مَلٰٓئِكَتِه۪ kelimesi atıf harfi وَ ile لِلّٰهِ ‘ye matuftur. Muttasıl zamir ه۪ muzâfun ileyh olarak mahallen mecrurdur. رُسُلِه۪ atıf harfi وَ ile makabline matuftur. جِبْر۪يلَ ve م۪يكَالَ kelimeleri atıf harfi وَ ile makabline matuftur.

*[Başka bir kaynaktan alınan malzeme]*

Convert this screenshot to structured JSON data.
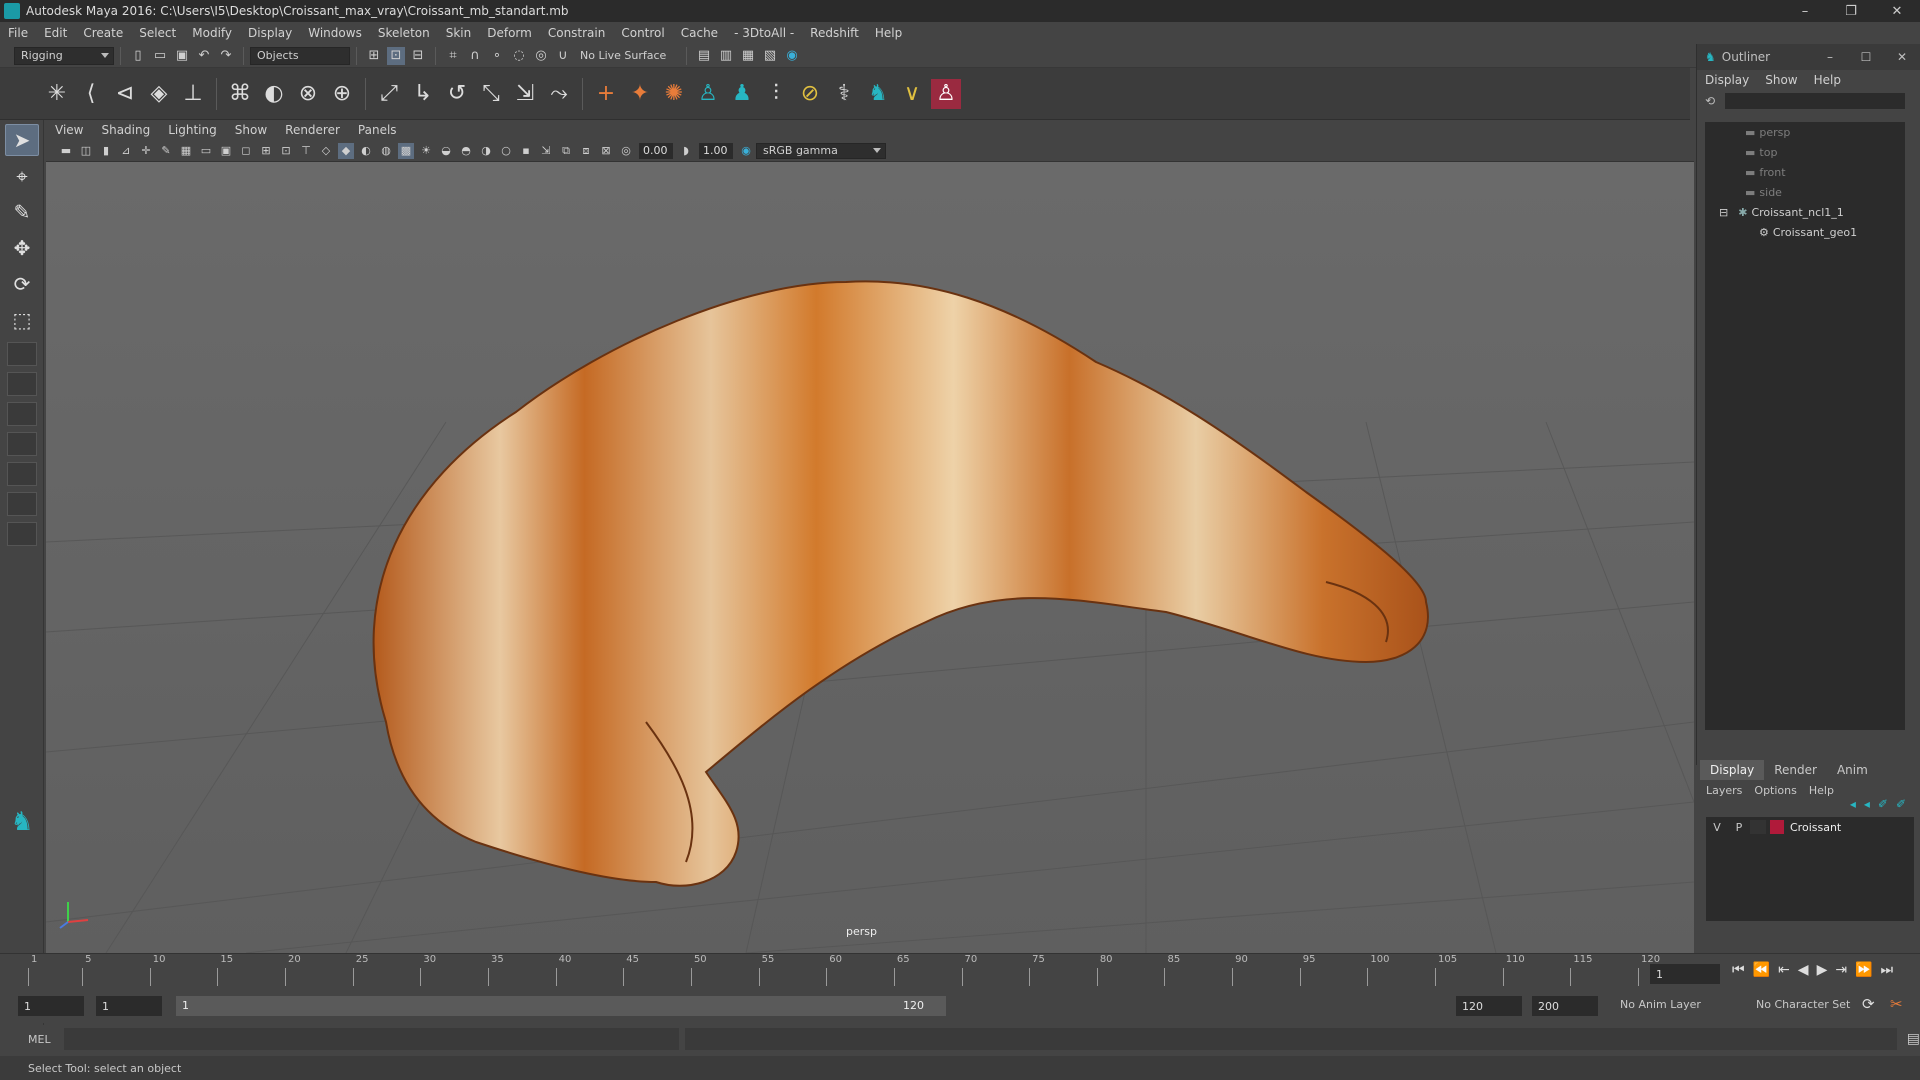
{
  "window": {
    "title": "Autodesk Maya 2016: C:\\Users\\I5\\Desktop\\Croissant_max_vray\\Croissant_mb_standart.mb"
  },
  "menubar": [
    "File",
    "Edit",
    "Create",
    "Select",
    "Modify",
    "Display",
    "Windows",
    "Skeleton",
    "Skin",
    "Deform",
    "Constrain",
    "Control",
    "Cache",
    "- 3DtoAll -",
    "Redshift",
    "Help"
  ],
  "statusline": {
    "menuset": "Rigging",
    "select_mode": "Objects",
    "live_surface": "No Live Surface"
  },
  "viewport": {
    "menu": [
      "View",
      "Shading",
      "Lighting",
      "Show",
      "Renderer",
      "Panels"
    ],
    "exposure": "0.00",
    "gamma": "1.00",
    "color_space": "sRGB gamma",
    "camera_label": "persp"
  },
  "outliner": {
    "title": "Outliner",
    "menu": [
      "Display",
      "Show",
      "Help"
    ],
    "items": [
      {
        "label": "persp",
        "dim": true
      },
      {
        "label": "top",
        "dim": true
      },
      {
        "label": "front",
        "dim": true
      },
      {
        "label": "side",
        "dim": true
      },
      {
        "label": "Croissant_ncl1_1",
        "dim": false
      },
      {
        "label": "Croissant_geo1",
        "dim": false
      }
    ]
  },
  "layers": {
    "tabs": [
      "Display",
      "Render",
      "Anim"
    ],
    "menu": [
      "Layers",
      "Options",
      "Help"
    ],
    "layer": {
      "v": "V",
      "p": "P",
      "name": "Croissant",
      "color": "#b01a3a"
    }
  },
  "timeline": {
    "ticks": [
      "1",
      "5",
      "10",
      "15",
      "20",
      "25",
      "30",
      "35",
      "40",
      "45",
      "50",
      "55",
      "60",
      "65",
      "70",
      "75",
      "80",
      "85",
      "90",
      "95",
      "100",
      "105",
      "110",
      "115",
      "120"
    ],
    "current_frame": "1"
  },
  "range": {
    "start": "1",
    "playback_start": "1",
    "slider_start": "1",
    "slider_end": "120",
    "playback_end": "120",
    "end": "200",
    "anim_layer": "No Anim Layer",
    "character_set": "No Character Set"
  },
  "cmdline": {
    "label": "MEL"
  },
  "helpline": {
    "text": "Select Tool: select an object"
  }
}
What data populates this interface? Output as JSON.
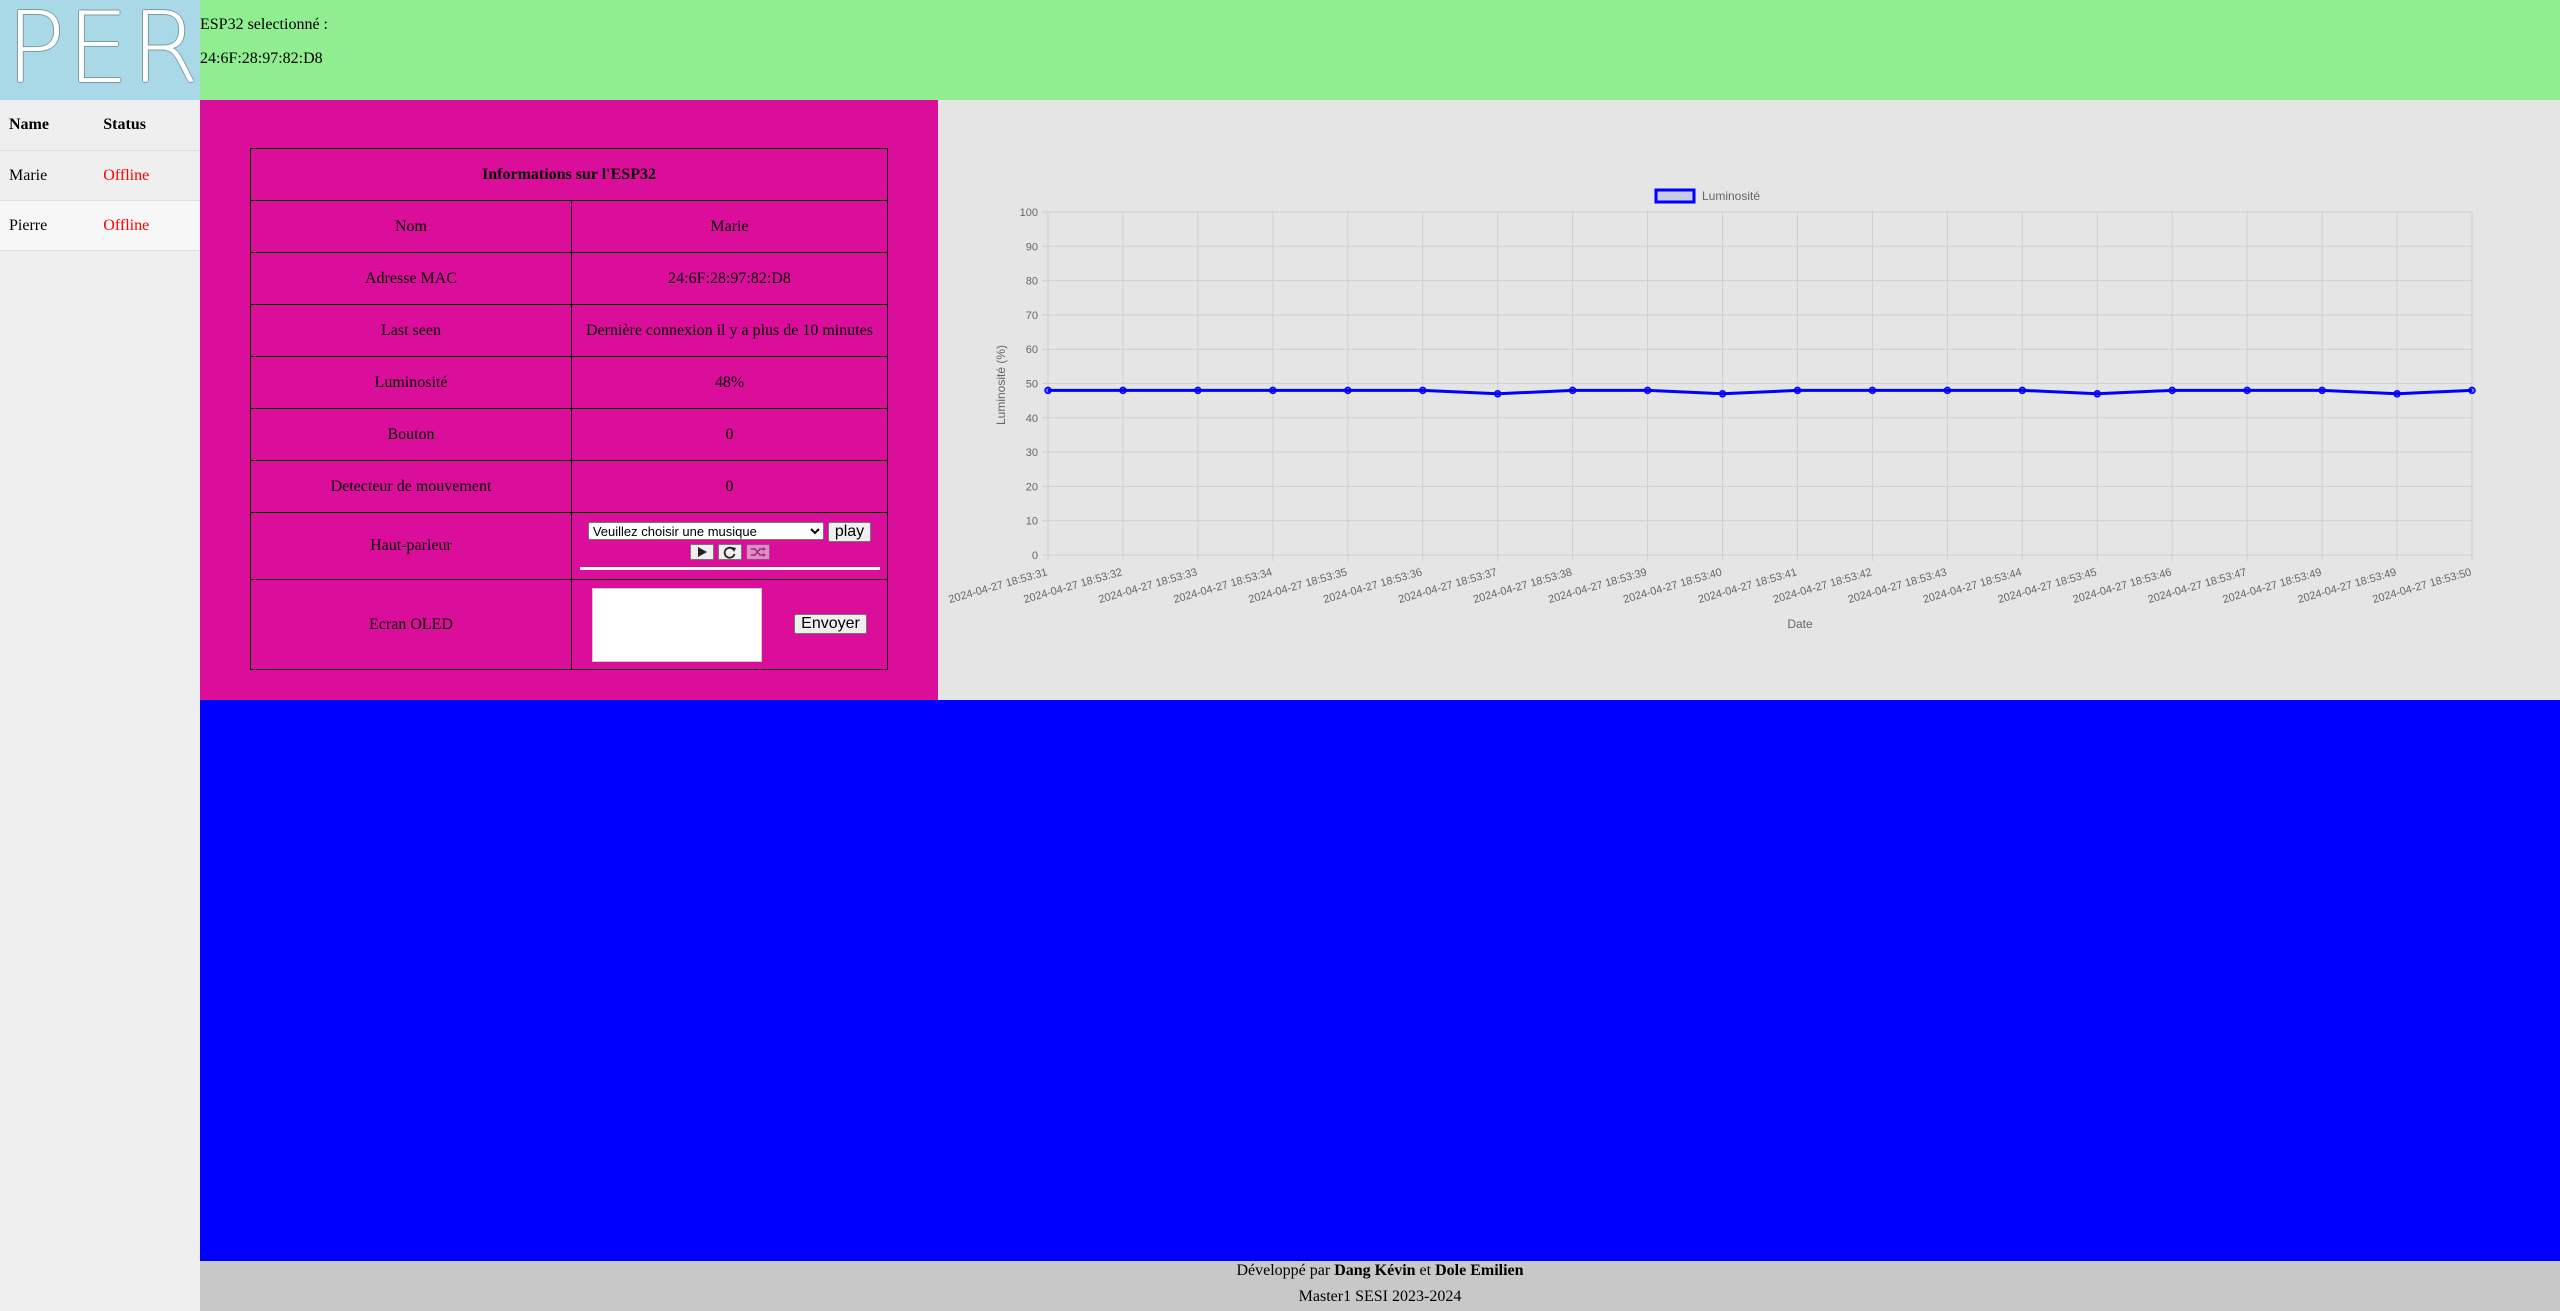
{
  "logo": {
    "text": "PERI"
  },
  "header": {
    "selected_label": "ESP32 selectionné :",
    "selected_mac": "24:6F:28:97:82:D8"
  },
  "sidebar": {
    "col_name": "Name",
    "col_status": "Status",
    "devices": [
      {
        "name": "Marie",
        "status": "Offline"
      },
      {
        "name": "Pierre",
        "status": "Offline"
      }
    ]
  },
  "info": {
    "title": "Informations sur l'ESP32",
    "rows": [
      {
        "label": "Nom",
        "value": "Marie"
      },
      {
        "label": "Adresse MAC",
        "value": "24:6F:28:97:82:D8"
      },
      {
        "label": "Last seen",
        "value": "Dernière connexion il y a plus de 10 minutes"
      },
      {
        "label": "Luminosité",
        "value": "48%"
      },
      {
        "label": "Bouton",
        "value": "0"
      },
      {
        "label": "Detecteur de mouvement",
        "value": "0"
      }
    ],
    "speaker_label": "Haut-parleur",
    "music_placeholder": "Veuillez choisir une musique",
    "play_label": "play",
    "oled_label": "Ecran OLED",
    "send_label": "Envoyer"
  },
  "colors": {
    "header": "#90ee90",
    "info_panel": "#db0d9b",
    "chart_panel": "#e5e5e5",
    "blue_panel": "#0000ff",
    "line": "#0000ff",
    "offline": "#ff0000"
  },
  "chart_data": {
    "type": "line",
    "legend": "Luminosité",
    "legend_position": "top",
    "xlabel": "Date",
    "ylabel": "Luminosité (%)",
    "ylim": [
      0,
      100
    ],
    "yticks": [
      0,
      10,
      20,
      30,
      40,
      50,
      60,
      70,
      80,
      90,
      100
    ],
    "grid": true,
    "x": [
      "2024-04-27 18:53:31",
      "2024-04-27 18:53:32",
      "2024-04-27 18:53:33",
      "2024-04-27 18:53:34",
      "2024-04-27 18:53:35",
      "2024-04-27 18:53:36",
      "2024-04-27 18:53:37",
      "2024-04-27 18:53:38",
      "2024-04-27 18:53:39",
      "2024-04-27 18:53:40",
      "2024-04-27 18:53:41",
      "2024-04-27 18:53:42",
      "2024-04-27 18:53:43",
      "2024-04-27 18:53:44",
      "2024-04-27 18:53:45",
      "2024-04-27 18:53:46",
      "2024-04-27 18:53:47",
      "2024-04-27 18:53:49",
      "2024-04-27 18:53:49",
      "2024-04-27 18:53:50"
    ],
    "values": [
      48,
      48,
      48,
      48,
      48,
      48,
      47,
      48,
      48,
      47,
      48,
      48,
      48,
      48,
      47,
      48,
      48,
      48,
      47,
      48
    ]
  },
  "footer": {
    "dev_prefix": "Développé par",
    "author1": "Dang Kévin",
    "joiner": "et",
    "author2": "Dole Emilien",
    "line2": "Master1 SESI 2023-2024"
  }
}
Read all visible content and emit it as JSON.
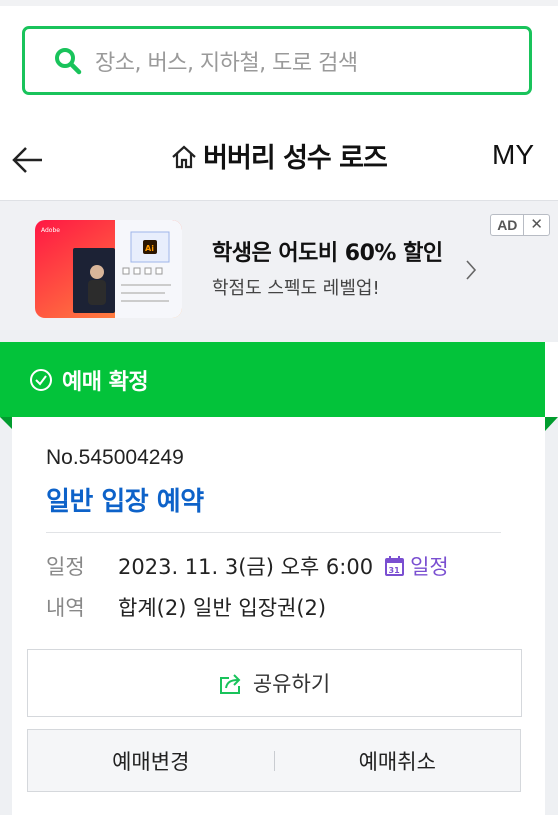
{
  "search": {
    "placeholder": "장소, 버스, 지하철, 도로 검색"
  },
  "header": {
    "title": "버버리 성수 로즈",
    "my_label": "MY"
  },
  "ad": {
    "headline": "학생은 어도비 60% 할인",
    "subtext": "학점도 스펙도 레벨업!",
    "badge": "AD",
    "close_symbol": "✕",
    "thumb_brand": "Adobe",
    "thumb_app": "Ai",
    "colors": {
      "thumb_gradient_start": "#ff1744",
      "thumb_gradient_end": "#ff9a3d"
    }
  },
  "status": {
    "label": "예매 확정",
    "color": "#03c33a"
  },
  "booking": {
    "number": "No.545004249",
    "name": "일반 입장 예약",
    "date_label": "일정",
    "date_value": "2023. 11. 3(금) 오후 6:00",
    "calendar_icon_text": "31",
    "calendar_link": "일정",
    "detail_label": "내역",
    "detail_value": "합계(2) 일반 입장권(2)"
  },
  "actions": {
    "share": "공유하기",
    "change": "예매변경",
    "cancel": "예매취소"
  },
  "icons": [
    "search-icon",
    "back-arrow-icon",
    "home-icon",
    "chevron-right-icon",
    "check-circle-icon",
    "calendar-icon",
    "share-icon"
  ]
}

جِبْر۪يلَ - م۪يكَالَ kelimeleri gayri musariftir. Gayri munsarif isimler: Kesra (esre) ve tenvini alamayan isimlerdir. Gayri munsarif isimler esre yerine fetha alırlar. Yani bu isimler ref halinde damme, nasb halinde fetha, cer halinde yine fetha alırlar.Gayri munsarif “memnu’un mine’s-sarf (اَلْمَمْنُوعُ مِنَ الصَّرفِ)” da denir. Arapçada kullanılmakla birlikte arapça kökenli olmayan alem (özel) isimler (Yer, ülke, kişi adları vb. gibi isimler) de gayri munsariftir. (Arapça Dilbilgisi Ayetlerle Nahiv Bilgisi)
فَ şartın cevabının başına gelen rabıta harfidir.
İsim cümlesidir. اِنَّ tekid harfidir. İsim cümlesinin önüne gelir. İsmini nasb haberini ref eder. اللّٰهَ lafza-i celâl اِنَّ ’nin ismi olup fetha ile mansubdur. عَدُوٌّ kelimesi اِنَّ ’nin haberi olup damme ile merfûdur.
لِلْكَافِر۪ينَ car mecruru عَدُوٌّ ‘un mahzuf sıfatına müteallik olup cer alameti ي ‘dir. Cemi müzekker salim kelimeler harfle îrablanır.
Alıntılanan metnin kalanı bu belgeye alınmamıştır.